Donohue v. Werle

In an action to recover damages for personal injuries, etc., the defendants Louis W Werle and Caroline Werle appeal, as limited by their brief, from so much of an order of the Supreme Court, Suffolk County (Dunn, J.), dated November 17, 2003, as denied their motion for summary judgment dismissing the complaint insofar as asserted against them.

Ordered that the order is reversed insofar as appealed from, on the law, with costs, the motion is granted, the complaint is dismissed insofar as asserted against the appellants, and the action against the remaining defendant is severed.

The plaintiffs allege that the appellants, Louis W. Werle and Caroline Werle, parents of the defendant Thomas Werle (hereinafter Werle), negligently, carelessly, and recklessly supervised their son. In an altercation with the plaintiff Keith Donohue, Werle bit the plaintiffs ear, causing injury. At the time of the incident in question, Werle was 20 years old.

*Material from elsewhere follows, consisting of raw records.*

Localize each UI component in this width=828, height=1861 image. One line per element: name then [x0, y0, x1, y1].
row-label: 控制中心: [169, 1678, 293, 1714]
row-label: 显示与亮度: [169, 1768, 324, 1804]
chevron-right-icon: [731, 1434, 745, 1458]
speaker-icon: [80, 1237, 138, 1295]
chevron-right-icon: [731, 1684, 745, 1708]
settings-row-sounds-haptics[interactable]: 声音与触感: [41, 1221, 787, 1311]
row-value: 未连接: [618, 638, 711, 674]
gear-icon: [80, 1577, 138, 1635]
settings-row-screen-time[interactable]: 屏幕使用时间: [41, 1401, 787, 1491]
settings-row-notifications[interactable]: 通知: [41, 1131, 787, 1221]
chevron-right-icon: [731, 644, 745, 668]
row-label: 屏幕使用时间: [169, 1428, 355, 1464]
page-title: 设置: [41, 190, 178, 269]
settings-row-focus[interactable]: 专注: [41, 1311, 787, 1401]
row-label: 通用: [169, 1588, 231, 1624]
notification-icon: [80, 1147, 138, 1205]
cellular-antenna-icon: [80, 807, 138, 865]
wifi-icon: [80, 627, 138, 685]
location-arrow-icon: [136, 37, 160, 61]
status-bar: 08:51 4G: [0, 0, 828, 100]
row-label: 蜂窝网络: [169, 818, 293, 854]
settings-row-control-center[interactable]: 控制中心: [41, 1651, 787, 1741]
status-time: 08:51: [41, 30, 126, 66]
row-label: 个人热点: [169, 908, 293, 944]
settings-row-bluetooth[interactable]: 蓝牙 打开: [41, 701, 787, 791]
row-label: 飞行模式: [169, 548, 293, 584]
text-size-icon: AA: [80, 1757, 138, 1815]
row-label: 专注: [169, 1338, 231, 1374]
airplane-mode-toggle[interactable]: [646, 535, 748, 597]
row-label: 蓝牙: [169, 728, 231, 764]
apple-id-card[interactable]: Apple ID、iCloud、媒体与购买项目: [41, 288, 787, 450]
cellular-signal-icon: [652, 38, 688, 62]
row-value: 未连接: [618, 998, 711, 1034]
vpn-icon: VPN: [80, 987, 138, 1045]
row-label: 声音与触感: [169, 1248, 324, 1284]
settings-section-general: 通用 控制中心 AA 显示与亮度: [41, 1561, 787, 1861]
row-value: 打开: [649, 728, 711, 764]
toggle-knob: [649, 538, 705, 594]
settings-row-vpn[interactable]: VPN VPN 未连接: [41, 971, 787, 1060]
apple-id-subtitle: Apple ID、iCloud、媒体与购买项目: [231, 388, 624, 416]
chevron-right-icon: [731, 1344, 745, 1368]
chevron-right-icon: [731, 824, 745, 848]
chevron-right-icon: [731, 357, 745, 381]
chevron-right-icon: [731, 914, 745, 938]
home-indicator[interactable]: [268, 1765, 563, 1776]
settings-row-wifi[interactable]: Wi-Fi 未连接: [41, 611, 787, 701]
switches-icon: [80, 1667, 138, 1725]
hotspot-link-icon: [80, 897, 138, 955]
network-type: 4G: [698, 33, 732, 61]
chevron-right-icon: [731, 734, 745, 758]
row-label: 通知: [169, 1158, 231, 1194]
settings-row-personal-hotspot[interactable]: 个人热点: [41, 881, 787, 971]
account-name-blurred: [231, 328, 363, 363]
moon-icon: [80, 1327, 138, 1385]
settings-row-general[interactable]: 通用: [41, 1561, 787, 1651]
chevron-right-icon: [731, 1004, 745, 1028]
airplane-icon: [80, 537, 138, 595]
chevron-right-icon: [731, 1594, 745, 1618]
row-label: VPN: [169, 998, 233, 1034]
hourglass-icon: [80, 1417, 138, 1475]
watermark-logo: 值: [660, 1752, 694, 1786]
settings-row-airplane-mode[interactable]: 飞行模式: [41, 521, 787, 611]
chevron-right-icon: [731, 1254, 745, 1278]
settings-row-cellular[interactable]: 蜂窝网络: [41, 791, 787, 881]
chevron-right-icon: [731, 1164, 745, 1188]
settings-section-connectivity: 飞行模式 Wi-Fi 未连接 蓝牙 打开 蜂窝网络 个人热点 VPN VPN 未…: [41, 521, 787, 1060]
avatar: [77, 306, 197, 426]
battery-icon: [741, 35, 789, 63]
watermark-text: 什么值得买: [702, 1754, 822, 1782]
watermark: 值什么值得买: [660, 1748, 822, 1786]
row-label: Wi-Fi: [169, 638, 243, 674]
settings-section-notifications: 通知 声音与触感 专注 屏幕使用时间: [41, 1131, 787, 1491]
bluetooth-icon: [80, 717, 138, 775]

The appellants discharged their initial burden of demonstrating entitlement to judgment as a matter of law dismissing the plaintiffs’ complaint insofar as asserted against them (see Steinberg v Cauchois, 249 App Div 518 [1937]). In opposition, the plaintiffs failed to present proof demonstrating the existence of a triable issue of fact (see Silverman v Perlbinder, 307 AD2d 230 [2003]). Although the Supreme Court may, in its discretion, defer decision on a summary judgment motion where evidence material to the issues involved is unavailable to the opponent of a summary judgment motion (see e.g. Mazzaferro v Barterama Corp., 218 AD2d 643 [1995]; Manney v GE Med. Sys., 7 AD3d 763 [2004]), the information sought by the plaintiffs—the terms of certain insurance policies—the unavailability of which served as the basis for the denial of the appellants’ motion, was not material to the issues raised by the appellants’ motion. Santucci, J.P., Luciano, Skelos and Lifson, JJ., concur.